With his fingers woven in front of him, Rogers watched as the last public commenter concluded her speech and sat down. McLaughlin thanked the more than 40 members of the public who’d spoken, then invited Rogers to respond.
The audience applauded when Rogers said that a special election would be worth paying for if it was the best way to get a good councilmember. They applauded when he declared his respect for Martinez on a personal level and as November’s runner-up.
But the loudest applause came when he said that the voters who approved the council charter didn’t ask the council to “rubber-stamp the runner-up”—they asked the council to vote for whom they thought would be the best councilmember. “So having heard the discussion—and I’m certainly open to hearing the final arguments—as of now I’m leaning towards Jael Myrick being that person,” he said. “Thank you.”
He got his way. By the end of the night, Myrick was appointed with a vote of 4 to 1, with Booze voting no and Bates abstaining.
In many ways, it seemed like an unlikely outcome—Myrick is only 27, has never held public office before, and got only five percent of the vote in the November election, coming in eighth out of 11 candidates.

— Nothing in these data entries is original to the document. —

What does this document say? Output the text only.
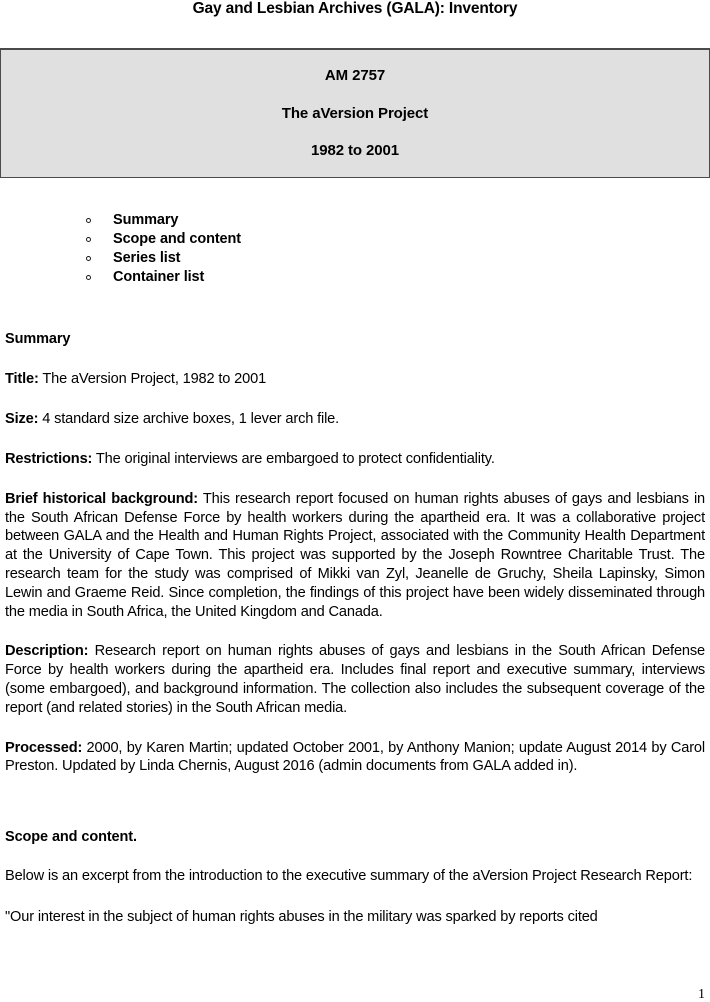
Gay and Lesbian Archives (GALA): Inventory
AM 2757
The aVersion Project
1982 to 2001
Summary
Scope and content
Series list
Container list
Summary

Title: The aVersion Project, 1982 to 2001

Size: 4 standard size archive boxes, 1 lever arch file.

Restrictions: The original interviews are embargoed to protect confidentiality.

Brief historical background: This research report focused on human rights abuses of gays and lesbians in the South African Defense Force by health workers during the apartheid era. It was a collaborative project between GALA and the Health and Human Rights Project, associated with the Community Health Department at the University of Cape Town. This project was supported by the Joseph Rowntree Charitable Trust. The research team for the study was comprised of Mikki van Zyl, Jeanelle de Gruchy, Sheila Lapinsky, Simon Lewin and Graeme Reid. Since completion, the findings of this project have been widely disseminated through the media in South Africa, the United Kingdom and Canada.

Description: Research report on human rights abuses of gays and lesbians in the South African Defense Force by health workers during the apartheid era. Includes final report and executive summary, interviews (some embargoed), and background information. The collection also includes the subsequent coverage of the report (and related stories) in the South African media.

Processed: 2000, by Karen Martin; updated October 2001, by Anthony Manion; update August 2014 by Carol Preston. Updated by Linda Chernis, August 2016 (admin documents from GALA added in).

Scope and content.

Below is an excerpt from the introduction to the executive summary of the aVersion Project Research Report:

"Our interest in the subject of human rights abuses in the military was sparked by reports cited

1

Even Myrick, a former field representative for California State Assembly member Nancy Skinner, didn’t know for sure what was going to happen. But he said that before the meeting, he was cautiously optimistic. “It’s not necessarily that I knew what was going to happen,” he said. “But I could see that, going into it, I had the easiest path to four votes.”
Some people viewed Myrick’s appointment as a much-needed compromise. Others smelled a conspiracy and said the whole thing was pre-arranged. By every telling though, Rogers had an outsize role in deciding between an appointment and a special election.
From Myrick’s point of view, his biggest challenge among the appointee hopefuls was Tony Thurmond, who’d served on the council before. He didn’t think Rogers would vote for Martinez because of his public affiliation with the RPA. He guessed that Bates and Booze would either vote for appointee candidates Kathleen Sullivan, Eleanor Thompson or Don Gosney—all of whom they’d spoken about favorably—or would push for a special election. Indeed, at the February 4 meeting, both councilmembers said their first choice would be to go to a special election.
Meanwhile, Myrick figured, Beckles, McLaughlin and Butt would try to avoid a special election. They’d all publically spoken out against a special election, calling it a costly waste of time. All three wanted to appoint Martinez.
But, Myrick thought, they would probably vote for him as a compromise, someone who was progressive without being tied to either of the council’s factions—if only he could get Rogers’ vote.
Councilmember Tom Butt said that on the other side of the dais, the outcome was equally uncertain. He wanted to appoint Martinez to the seat, but he said he would’ve been okay with appointing either Myrick or former councilmembers John Marquez or Tony Thurmond. The important thing, he said, was to avoid a “long, expensive, bitter” special election. “I was ready to take a bird in hand rather than a bird in the bush,” he said.
The problem was, he said, Rogers had been talking like he wanted an election. Butt said that before the meeting, he figured that that the council only had 50-50 odds of appointing someone. He thought a special election was likely.
Butt said he hadn’t expected Rogers to announce his support of Myrick. “What Rogers did was totally a surprise to me,” he said. “Once that was done, it was clear to me it was either Jael or an election.”
What Butt and Myrick both say they didn’t know was that the Richmond Progressive Alliance had decided that Myrick was their second choice after Martinez. (In the last minutes of the February 4 meeting, McLaughlin did indeed motion to appoint Martinez. Her motion failed with three votes.)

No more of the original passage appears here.